The towers are a renowned rock climbing location but most visitors explore only on foot, via a maintained, 2.2 mile trail which winds around the base of the cliffs then tracks south to a fine viewpoint at the end of a narrow ridge, looking down on a deep ravine below. Camping (not free) is also available at the trailhead; a very scenic location with views of the towers directly above, and across several miles of flattish desert towards high red cliffs on the far side of the Colorado River.
The Fisher Towers are reached by a short (2.2 mile), somewhat bumpy vehicle track that climbs quite steeply near the end, and leads to the BLM trailhead and a five site tent campground (fees $20 per night in 2020; no RVs).

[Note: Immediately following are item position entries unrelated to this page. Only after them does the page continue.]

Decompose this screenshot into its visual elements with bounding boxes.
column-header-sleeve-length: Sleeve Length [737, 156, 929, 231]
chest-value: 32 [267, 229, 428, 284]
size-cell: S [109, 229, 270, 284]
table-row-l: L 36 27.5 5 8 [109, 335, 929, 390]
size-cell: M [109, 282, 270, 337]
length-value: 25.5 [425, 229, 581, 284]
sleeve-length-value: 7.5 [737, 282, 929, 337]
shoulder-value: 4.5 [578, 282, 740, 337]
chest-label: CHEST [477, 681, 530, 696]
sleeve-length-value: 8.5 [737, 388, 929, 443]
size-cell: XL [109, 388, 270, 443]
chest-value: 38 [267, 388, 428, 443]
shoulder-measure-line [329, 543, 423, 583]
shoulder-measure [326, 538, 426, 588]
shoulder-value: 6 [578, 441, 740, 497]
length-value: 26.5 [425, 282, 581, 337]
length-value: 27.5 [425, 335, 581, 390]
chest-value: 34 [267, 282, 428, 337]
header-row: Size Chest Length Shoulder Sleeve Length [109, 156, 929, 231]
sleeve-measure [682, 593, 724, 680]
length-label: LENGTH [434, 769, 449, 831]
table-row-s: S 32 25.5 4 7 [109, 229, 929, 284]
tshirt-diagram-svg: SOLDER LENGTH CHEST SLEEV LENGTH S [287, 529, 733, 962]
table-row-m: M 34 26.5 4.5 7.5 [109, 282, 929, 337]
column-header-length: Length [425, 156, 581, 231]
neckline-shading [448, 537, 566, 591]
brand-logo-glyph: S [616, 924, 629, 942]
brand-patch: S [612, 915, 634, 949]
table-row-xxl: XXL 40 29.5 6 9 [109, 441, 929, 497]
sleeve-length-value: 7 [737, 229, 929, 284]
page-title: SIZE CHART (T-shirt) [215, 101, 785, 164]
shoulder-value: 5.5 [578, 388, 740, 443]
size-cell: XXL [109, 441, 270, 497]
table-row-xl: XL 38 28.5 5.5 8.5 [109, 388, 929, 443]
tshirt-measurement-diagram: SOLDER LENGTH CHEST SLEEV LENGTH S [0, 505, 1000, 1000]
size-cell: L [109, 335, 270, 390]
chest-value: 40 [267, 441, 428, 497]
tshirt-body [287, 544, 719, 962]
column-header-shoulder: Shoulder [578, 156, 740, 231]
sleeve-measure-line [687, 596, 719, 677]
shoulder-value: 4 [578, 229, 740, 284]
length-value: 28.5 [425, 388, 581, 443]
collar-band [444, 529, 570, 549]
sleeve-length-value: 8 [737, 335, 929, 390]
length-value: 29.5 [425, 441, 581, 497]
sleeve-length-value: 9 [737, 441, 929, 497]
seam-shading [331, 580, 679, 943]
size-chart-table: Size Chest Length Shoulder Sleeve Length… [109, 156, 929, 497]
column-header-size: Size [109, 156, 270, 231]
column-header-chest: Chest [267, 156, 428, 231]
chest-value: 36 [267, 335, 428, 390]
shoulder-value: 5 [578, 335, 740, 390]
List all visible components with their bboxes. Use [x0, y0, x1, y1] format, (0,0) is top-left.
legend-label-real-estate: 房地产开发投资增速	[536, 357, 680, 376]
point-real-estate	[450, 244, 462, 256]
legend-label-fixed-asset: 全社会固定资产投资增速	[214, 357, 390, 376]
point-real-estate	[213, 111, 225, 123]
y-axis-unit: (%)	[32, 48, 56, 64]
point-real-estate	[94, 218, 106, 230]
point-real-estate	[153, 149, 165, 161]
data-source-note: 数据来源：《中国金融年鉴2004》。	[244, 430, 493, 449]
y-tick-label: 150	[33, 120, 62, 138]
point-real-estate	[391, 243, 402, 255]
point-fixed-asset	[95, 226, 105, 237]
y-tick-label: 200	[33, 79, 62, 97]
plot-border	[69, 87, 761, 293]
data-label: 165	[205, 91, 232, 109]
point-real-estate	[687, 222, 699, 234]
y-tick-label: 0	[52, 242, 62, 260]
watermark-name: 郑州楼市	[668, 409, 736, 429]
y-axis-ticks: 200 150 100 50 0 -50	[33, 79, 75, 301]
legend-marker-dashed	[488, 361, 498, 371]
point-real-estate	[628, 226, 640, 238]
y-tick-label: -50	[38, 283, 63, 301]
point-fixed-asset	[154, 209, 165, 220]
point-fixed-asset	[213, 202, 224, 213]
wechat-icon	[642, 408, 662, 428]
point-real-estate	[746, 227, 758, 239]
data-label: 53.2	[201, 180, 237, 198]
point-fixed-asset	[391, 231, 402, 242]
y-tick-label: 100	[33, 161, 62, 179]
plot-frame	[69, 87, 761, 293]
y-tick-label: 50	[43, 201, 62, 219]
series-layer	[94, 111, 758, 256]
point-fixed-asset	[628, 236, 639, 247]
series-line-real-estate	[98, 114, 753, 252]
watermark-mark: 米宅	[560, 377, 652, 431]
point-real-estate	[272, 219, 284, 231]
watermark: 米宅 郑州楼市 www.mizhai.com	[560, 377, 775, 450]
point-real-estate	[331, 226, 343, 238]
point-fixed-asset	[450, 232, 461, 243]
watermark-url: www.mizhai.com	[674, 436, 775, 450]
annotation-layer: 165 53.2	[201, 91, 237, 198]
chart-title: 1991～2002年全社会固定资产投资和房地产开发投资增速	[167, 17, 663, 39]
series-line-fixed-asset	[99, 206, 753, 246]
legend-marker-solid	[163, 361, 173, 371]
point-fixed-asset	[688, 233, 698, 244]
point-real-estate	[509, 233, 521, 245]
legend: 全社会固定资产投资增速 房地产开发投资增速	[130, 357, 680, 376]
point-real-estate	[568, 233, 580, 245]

The track is signed from the highway. Free, primitive camping is available about 15 miles away at the south end of Castle Valley.
Fisher Towers Trail
The trail also climbs for most of the way, not too steeply, but gaining another 600 feet during its 2.2 mile length, mostly following upwardly sloping benches at the base of the towers. It starts, however, with a short descent, into a drainage that is dry most of the year, but green bushes along the edges hint of seasonal springs upstream. The path leads up the far side and around two more drainages, at one point running beneath two shapely hoodoos, each topped by a balanced rock, then turns a corner and moves along the base of a vertical wall - above rises one of the larger pinnacles, named Cottontail Tower. The route continues round the head of a fourth drainage, where it is aided by a short ladder up one side of a little slot canyon; next is a fifth ravine, after which the path continues south, along the top of a narrow ridge to an overlook at the far end, high above Onion Creek. This is a deep, branched wash that may be accessed (from below) by a rough vehicle track. The fifth drainage runs beneath a narrow fin that terminates in the highest part of the towers, a stout spire named the Titan. Although the path ends at the ridge, walking further east is easy for a little way, around the edge of the next ridge (to the far side of the Titan), but a deeper, wider canyon just beyond makes further travel rather more difficult.